Si j'avais su

Toute histoire commence un jour, quelque part. C’est un véritable défi de dire au monde entier ce qu’on a vécu, surtout lorsqu’on a une histoire triste et honteuse ; je rassemblerai néanmoins toutes mes forces et surtout mon courage pour vous raconter la mienne. En fait tout a commencé en décembre 2017 lorsque sur Facebook je rencontre une camerounaise, la nommée NGONO EBONE Prudence qui, lors de notre échange, m’informe qu’elle est responsable d’un réseau qui fait voyager les Africains en Europe et en Asie.
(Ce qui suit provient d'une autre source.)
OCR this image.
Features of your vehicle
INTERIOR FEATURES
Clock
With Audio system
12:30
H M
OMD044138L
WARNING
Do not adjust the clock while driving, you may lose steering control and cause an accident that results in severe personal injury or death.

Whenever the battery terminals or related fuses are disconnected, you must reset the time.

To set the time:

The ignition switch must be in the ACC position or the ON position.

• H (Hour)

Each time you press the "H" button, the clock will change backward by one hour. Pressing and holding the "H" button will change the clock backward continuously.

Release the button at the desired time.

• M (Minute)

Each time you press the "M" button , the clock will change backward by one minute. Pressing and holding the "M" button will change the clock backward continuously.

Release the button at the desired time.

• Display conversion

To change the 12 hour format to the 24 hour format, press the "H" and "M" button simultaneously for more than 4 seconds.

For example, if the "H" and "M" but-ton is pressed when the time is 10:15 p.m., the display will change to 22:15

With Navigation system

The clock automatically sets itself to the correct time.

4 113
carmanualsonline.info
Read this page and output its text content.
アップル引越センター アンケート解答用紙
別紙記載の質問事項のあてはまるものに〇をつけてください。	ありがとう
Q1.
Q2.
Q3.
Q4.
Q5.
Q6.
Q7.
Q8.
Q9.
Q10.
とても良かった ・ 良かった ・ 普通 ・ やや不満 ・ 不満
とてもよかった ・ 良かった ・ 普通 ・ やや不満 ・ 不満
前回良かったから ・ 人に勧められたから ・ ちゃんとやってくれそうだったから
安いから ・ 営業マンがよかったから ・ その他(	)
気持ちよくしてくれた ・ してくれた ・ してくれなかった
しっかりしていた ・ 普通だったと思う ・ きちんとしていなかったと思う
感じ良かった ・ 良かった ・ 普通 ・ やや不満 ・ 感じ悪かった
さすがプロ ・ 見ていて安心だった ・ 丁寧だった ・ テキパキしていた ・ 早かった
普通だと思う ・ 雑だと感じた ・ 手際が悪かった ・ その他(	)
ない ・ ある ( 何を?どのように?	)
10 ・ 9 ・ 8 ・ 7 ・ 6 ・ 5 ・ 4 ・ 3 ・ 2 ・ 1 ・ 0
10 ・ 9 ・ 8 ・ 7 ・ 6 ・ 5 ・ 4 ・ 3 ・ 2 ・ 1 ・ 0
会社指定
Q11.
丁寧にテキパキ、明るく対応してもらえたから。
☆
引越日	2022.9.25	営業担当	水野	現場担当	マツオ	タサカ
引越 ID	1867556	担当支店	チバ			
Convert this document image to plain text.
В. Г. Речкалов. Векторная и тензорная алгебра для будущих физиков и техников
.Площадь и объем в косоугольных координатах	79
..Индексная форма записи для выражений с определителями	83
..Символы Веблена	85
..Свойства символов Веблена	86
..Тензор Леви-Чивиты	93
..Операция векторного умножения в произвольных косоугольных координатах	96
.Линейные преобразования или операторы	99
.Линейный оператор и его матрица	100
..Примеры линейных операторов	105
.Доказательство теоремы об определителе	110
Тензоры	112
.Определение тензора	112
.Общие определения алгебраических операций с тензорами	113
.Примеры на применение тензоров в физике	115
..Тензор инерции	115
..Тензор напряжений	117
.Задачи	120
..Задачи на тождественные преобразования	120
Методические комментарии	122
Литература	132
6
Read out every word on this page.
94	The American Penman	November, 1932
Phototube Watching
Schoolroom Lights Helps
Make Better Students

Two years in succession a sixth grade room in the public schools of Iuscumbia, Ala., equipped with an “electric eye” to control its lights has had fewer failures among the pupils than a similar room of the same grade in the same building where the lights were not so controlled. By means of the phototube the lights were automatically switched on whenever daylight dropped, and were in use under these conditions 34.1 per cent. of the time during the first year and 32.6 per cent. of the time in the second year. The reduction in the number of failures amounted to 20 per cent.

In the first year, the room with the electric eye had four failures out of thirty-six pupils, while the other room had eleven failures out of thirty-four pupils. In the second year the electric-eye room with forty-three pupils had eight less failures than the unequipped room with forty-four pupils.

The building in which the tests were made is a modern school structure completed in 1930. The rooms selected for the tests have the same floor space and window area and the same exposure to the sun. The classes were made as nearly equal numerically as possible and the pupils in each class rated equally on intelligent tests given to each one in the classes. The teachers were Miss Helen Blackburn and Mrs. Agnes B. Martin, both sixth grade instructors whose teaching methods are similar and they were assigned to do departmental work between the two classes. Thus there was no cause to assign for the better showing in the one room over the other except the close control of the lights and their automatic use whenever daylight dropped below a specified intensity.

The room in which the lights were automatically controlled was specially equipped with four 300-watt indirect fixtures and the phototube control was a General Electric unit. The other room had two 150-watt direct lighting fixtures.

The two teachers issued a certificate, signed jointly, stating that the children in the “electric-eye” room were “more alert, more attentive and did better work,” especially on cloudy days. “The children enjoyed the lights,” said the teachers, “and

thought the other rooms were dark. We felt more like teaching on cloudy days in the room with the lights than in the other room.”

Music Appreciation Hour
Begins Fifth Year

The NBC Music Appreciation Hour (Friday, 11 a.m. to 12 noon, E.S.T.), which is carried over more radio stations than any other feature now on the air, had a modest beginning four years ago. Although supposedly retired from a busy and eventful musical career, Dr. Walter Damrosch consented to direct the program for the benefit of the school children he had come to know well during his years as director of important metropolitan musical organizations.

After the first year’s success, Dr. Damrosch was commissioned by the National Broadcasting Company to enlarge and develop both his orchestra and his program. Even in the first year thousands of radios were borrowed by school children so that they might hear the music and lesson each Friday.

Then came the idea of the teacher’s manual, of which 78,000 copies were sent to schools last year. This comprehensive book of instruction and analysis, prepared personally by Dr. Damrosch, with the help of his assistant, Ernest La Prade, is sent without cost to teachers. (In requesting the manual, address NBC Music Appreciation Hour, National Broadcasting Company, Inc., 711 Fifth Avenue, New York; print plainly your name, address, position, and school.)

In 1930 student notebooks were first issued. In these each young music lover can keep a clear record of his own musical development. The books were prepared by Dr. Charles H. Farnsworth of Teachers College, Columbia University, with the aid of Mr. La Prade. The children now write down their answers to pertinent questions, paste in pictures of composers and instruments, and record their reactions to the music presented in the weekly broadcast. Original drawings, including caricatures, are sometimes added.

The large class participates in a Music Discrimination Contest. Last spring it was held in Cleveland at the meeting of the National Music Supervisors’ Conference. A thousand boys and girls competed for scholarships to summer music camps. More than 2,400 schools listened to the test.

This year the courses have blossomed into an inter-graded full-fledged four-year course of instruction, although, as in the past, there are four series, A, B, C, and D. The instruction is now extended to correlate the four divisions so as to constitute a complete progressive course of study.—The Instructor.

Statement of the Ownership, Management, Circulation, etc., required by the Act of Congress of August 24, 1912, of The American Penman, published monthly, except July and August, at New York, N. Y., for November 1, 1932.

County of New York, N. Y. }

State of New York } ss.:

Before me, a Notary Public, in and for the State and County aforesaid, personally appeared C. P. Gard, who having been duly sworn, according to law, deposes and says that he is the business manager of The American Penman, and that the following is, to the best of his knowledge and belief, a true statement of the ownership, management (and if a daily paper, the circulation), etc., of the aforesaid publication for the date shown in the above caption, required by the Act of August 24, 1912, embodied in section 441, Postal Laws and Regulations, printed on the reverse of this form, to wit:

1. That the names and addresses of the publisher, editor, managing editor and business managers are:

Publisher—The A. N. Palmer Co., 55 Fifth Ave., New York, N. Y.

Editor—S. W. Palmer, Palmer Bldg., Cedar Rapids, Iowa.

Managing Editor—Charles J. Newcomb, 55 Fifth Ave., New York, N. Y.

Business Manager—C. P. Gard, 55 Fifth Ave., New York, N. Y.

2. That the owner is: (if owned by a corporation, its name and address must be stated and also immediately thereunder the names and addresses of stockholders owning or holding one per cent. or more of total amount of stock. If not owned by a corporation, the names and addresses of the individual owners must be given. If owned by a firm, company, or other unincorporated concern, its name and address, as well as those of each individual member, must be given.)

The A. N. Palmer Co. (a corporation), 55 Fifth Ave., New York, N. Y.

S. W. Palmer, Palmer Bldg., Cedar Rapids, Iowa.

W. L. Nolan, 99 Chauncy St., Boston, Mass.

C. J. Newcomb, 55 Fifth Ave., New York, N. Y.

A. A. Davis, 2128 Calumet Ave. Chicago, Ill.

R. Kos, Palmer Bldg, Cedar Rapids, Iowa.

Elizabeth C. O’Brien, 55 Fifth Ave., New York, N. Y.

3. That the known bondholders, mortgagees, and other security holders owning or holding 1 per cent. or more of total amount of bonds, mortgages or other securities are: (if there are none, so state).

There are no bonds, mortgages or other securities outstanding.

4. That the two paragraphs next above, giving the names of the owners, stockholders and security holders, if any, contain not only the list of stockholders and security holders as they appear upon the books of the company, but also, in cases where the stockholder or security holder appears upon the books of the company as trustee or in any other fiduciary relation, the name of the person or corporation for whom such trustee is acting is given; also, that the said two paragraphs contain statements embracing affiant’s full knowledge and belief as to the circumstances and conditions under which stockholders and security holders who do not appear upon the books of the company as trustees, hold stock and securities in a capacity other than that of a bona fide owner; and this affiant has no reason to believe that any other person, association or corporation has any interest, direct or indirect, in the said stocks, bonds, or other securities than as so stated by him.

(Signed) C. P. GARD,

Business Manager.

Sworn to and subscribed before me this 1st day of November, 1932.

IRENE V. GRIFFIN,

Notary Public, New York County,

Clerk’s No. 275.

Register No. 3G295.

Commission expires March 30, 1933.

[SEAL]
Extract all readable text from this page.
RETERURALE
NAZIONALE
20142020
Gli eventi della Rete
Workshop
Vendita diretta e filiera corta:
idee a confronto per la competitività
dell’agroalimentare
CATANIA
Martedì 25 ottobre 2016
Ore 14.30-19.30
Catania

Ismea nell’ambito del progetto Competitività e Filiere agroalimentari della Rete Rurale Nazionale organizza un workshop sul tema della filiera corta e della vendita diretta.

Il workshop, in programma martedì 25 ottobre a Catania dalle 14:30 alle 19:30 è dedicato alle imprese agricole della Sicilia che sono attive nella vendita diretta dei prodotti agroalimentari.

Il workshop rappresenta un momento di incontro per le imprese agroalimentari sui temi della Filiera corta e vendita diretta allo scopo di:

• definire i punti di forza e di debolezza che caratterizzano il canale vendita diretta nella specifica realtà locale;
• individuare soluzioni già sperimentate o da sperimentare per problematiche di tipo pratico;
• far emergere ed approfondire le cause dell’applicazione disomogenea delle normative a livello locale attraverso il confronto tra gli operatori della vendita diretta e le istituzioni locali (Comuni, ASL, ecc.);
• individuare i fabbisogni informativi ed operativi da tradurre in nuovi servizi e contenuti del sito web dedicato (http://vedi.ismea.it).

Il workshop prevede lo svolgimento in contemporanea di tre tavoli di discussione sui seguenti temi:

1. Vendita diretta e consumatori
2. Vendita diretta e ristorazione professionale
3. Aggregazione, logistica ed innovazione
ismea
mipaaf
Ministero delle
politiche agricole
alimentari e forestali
Sans tarder, je bondis sur cette occasion salutaire pour lui égrainer mon chapelet interminable de misère. C’est alors que d’un air compatissant, elle me propose de m’aider à aller au Koweït, pour y avoir une vie meilleure, gagner beaucoup d’argent et sortir ma famille de la pauvreté. D’un cœur joyeux, j’accepte sans réfléchir cette offre que je considère comme un cadeau tombé du ciel. La connexion étant mauvaise, je ne puis prolonger ma conversation avec elle ; je me mis alors à maudire les opérateurs téléphoniques et à leur souhaiter tout ce qu’il Ya de mauvais. Comme si ma colère avait été entendue, je puis me reconnecter dix minutes plus tard afin de dialoguer avec mon « sauveur » ; elle me demanda donc de préparer une somme de 600000 Francs, afin qu’elle puisse s’occuper du reste. Incapable d’avoir cette somme, je me mis à la supplier de ne pas me lâcher, mais de voir ce qu’elle pouvait faire pour moi ; c’est alors qu’elle me dit : « Je vais t’aider, je t’enverrai de l’argent pour ton passeport et tous tes papiers », et elle ajouta : « je fais cela juste parce que tu es ma sœur camerounaise ». Une fois le soir arrivé, je rassemblai toute la famille et je leur dis toute joyeuse que j’avais une bonne nouvelle à leur annoncer :
- vas-y ma fille ! me dit ma mère très impatiente : « as-tu fait la rencontre de quelqu’un ? Je te rappelle que tu as déjà 32 ans et que tu dois te marier pour me donner des petits fils ; tu n’es pas ma coépouse Nathalie ».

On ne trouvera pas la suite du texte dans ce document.